I press it now. I have a sense of weightlessness; it’s inexplicable, but real. My body has become unmoored. I’m floating. The window loads. A photo appears, a couple, walking along a beach, laughing. It looks somehow banal, but what had I expected?

At the top of the screen is a box marked ‘Username’, and another headed ‘Password’. I type in ‘KatieB’, then ‘Jasper1234’. I select enter.

I’m not sure what will happen. The machine seems to hang, to take an age, but then the screen changes and a message appears across its centre.

‘Welcome back, Katie. It’s been a while!’

It feels as if something has struck me, slammed me back to earth. I’m winded, I can’t breathe, but then I realize the message is automated. I breathe deeply, try to calm down. Next to it there’s a button marked ‘Enter’. I press it.

I’m not ready for what I see; there’s a picture of my sister, in the top-left corner of the screen beneath the website’s logo. It jolts me again. It’s like she’s there, sitting at her computer. It’s as if all I have to do is type a message and press send – just like I can with Anna, and Adrienne, and Dee and Fatima – and then I’ll be able to talk to her again, tell her I’m sorry, that Connor is safe. That I miss her.

But I can’t. She’s gone. I focus on why I’ve logged on here, I make myself look at the photo she used. It looks like it was taken on a holiday. It’s a close-up. She’s lying on a beach towel, on her front, reading a book. Her sunglasses are pushed back on her head, her skin is tanned. She’s wearing a bikini and has hoisted herself up on her elbows. Her breasts push up against the fabric of the towel, yet it looks unposed, natural.

She’s smiling. Happy. I stare at the picture. I wonder when it was taken, and by whom. She looks so relaxed. I can’t believe the little girl I’d once held, once bathed, once read to, is gone. I can’t believe I’ll never speak to her again.

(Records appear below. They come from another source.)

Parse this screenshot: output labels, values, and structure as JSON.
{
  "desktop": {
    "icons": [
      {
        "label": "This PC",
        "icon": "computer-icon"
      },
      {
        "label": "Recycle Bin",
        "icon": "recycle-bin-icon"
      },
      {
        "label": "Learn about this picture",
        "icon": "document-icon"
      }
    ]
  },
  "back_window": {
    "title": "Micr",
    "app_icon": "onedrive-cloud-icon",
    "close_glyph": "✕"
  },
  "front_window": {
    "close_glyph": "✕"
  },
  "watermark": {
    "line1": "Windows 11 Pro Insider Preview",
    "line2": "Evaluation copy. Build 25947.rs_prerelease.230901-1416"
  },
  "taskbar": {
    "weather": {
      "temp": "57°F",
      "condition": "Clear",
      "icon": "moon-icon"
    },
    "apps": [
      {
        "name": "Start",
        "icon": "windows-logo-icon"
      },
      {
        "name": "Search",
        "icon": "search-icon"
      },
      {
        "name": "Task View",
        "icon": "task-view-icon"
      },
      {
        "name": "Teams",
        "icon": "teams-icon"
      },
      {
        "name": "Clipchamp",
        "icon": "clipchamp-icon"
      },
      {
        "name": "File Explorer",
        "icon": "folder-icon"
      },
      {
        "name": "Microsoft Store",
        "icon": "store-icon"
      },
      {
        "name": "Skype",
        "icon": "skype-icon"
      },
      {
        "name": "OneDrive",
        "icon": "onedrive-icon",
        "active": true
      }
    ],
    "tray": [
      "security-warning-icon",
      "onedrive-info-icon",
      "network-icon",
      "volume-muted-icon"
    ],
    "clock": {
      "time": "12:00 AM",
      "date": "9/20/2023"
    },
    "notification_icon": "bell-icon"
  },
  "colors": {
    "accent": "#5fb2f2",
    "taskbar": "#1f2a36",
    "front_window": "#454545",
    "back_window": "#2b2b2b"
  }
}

I begin to cry. I’m sliding, backwards, towards pain. I can’t do this, I think. Not alone.

I call Anna back.

‘There should be a tab at the top for recent activity. You could look there. It lists the last few people who have looked at her profile.’

She’s already asked me if I’m all right, what I’m up to. She’s already questioned whether this is a good idea and I told her the half-lie that Adrienne had suggested it. ‘I just want to see if there’s anything the police might’ve missed.’

‘Right. Got it.’

‘Then you should see the rooms. On the right?’

I minimize the chat window and Anna’s face disappears. Behind it is the dating site, the list of chatrooms. Looking for Love? Something Extra. A Bit on the Side. Couples and Groups. I wonder which one Kate would have gravitated towards.

‘Okay.’

‘Kate and I used to go to Casual Chat,’ says Anna. ‘But there should be a tab, at the top. Friends and Favourites.’